If U.S. international broadcasting is a stepchild ignored by the administration and most members of Congress, U.S. public diplomacy is also not what it used to be when the United States Information Agency (USIA) operated as a more or less independent entity from the State Department. Ironically, the incompetent IBB senior staff is pushing for the same kind of centralization and merger of U.S. international broadcasting that according to most experts severely undermined independent and effective public diplomacy when USIA was merged with the State Department. The same marginalization will be the fate of Radio Free Europe / Radio Liberty, Radio Free Asia (RFA), Middle East broadcasting Networks (MBN) and also the Voice of America (VOA) and Radio and TV Marti if IBB bureaucrats get their way, critics warn.

Since the position of the Under Secretary of State for Public Diplomacy and Public Affairs was established in 1999 when USIA was abolished, a confirmed Under Secretary has been on the job only 70% of the time. Prior to Tara Sonenshine’s tenure, the office was ‘unencumbered’ 33% of the time.

If Sonenshine departs in mid-July, she will have been in office approximately 460 days. The average tenure of the six preceding Under Secretaries of State for Public Diplomacy (so excluding Sonenshine’s time in office) is 512 days.

The average gap between the resignation of an Under Secretary for Public Diplomacy and the swearing of a successor is 248 days. These numbers do not show much interest on the part of various administrations in public diplomacy and the public diplomacy office at the State Department.

This problem was excellently analyzed by Matt Armstrong, the former Executive Director of the United States Advisory Commission on Public Diplomacy and the latest nominee to serve on the BBG Board. Armstrong wrote about it in his MountainRunner blog.

R we there yet?

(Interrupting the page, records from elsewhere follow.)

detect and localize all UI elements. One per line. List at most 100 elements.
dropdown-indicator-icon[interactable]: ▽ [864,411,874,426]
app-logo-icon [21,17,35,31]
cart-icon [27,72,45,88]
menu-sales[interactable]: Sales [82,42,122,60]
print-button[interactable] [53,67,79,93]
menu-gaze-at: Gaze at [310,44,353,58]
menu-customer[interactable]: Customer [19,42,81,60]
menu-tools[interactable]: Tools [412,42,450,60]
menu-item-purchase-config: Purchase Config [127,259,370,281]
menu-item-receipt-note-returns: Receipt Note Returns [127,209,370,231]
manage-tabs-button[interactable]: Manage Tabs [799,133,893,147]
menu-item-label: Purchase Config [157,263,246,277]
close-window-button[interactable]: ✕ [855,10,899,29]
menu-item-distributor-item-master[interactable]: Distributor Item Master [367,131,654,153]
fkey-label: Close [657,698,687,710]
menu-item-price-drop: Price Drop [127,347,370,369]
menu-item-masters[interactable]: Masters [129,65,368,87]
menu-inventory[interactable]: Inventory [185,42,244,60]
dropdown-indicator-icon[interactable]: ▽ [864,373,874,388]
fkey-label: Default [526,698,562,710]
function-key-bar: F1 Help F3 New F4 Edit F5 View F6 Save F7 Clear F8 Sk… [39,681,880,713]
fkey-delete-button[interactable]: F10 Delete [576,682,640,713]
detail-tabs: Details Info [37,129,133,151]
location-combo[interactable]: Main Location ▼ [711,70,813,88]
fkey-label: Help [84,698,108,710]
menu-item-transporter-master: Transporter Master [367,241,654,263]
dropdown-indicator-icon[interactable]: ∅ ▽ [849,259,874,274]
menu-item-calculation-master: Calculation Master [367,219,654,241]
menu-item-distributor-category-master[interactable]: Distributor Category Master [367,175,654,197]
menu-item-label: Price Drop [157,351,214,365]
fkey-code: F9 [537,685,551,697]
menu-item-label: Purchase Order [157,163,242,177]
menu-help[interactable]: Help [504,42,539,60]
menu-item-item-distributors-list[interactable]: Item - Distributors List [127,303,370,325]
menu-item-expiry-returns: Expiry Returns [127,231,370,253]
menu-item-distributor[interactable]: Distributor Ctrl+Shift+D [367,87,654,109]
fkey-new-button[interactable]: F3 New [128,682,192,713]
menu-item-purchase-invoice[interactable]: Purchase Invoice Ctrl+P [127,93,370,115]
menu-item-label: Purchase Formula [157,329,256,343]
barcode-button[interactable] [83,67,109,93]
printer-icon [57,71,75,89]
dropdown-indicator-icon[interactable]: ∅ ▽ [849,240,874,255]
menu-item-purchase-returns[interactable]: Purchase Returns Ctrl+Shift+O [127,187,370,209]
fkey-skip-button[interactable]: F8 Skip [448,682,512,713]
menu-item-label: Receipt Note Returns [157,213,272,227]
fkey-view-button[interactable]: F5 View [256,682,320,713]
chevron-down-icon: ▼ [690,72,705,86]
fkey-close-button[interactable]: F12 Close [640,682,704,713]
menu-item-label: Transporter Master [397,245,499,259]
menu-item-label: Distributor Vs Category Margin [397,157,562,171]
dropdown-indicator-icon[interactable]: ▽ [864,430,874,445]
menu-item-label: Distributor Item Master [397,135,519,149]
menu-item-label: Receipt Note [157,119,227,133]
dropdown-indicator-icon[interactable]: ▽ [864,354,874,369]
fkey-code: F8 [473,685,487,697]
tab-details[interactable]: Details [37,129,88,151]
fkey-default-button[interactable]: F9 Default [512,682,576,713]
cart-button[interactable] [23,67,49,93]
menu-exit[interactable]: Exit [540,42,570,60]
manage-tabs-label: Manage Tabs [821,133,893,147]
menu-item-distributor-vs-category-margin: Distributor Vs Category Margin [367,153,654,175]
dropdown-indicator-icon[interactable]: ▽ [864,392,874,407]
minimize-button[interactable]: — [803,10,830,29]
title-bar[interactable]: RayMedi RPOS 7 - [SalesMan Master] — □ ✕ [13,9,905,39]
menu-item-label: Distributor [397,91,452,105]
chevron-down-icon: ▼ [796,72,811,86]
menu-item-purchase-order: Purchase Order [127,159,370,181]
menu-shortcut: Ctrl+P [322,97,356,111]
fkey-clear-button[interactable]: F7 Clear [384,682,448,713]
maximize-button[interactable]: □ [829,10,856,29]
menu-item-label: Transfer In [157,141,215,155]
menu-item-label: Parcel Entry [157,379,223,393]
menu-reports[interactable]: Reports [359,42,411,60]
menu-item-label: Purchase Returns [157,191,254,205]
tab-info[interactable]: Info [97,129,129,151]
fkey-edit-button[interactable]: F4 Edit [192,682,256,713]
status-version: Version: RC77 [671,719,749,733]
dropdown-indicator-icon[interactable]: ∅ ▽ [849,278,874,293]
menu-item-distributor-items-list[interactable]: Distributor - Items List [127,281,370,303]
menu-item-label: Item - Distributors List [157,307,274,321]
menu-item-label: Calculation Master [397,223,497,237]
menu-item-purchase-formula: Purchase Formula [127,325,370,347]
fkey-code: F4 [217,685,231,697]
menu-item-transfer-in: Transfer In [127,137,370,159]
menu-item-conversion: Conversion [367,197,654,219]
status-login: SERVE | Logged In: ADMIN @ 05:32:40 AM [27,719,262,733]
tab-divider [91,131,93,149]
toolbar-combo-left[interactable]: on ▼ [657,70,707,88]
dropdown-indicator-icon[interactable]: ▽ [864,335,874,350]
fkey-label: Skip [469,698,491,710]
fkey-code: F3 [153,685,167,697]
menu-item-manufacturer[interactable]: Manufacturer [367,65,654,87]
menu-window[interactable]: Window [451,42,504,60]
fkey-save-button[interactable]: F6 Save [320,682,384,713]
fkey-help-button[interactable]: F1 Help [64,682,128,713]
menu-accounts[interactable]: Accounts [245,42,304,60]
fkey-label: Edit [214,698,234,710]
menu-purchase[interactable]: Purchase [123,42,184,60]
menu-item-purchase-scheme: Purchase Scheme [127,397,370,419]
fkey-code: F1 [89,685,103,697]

A look at the Under Secretary for Public Diplomacy (and Public Affairs), Matt Armstrong, www.MountainRunner.us, January 10, 2012.

Public Diplomacy at State  Chart
Source: www.MountainRunner.us

In his article, Armstrong included this chart which clearly shows that public diplomacy is not something the State Department establishment takes very seriously. Unfortunately, the same can be said about U.S. international broadcasting, with four vacancies on the BBG board, a missing Presiding Governor, and no relief in sight. At least, it is good to have an exceptional and capable Under Secretary for Public Diplomacy at BBG meetings for as long as Tara Sonenshine remains in her post.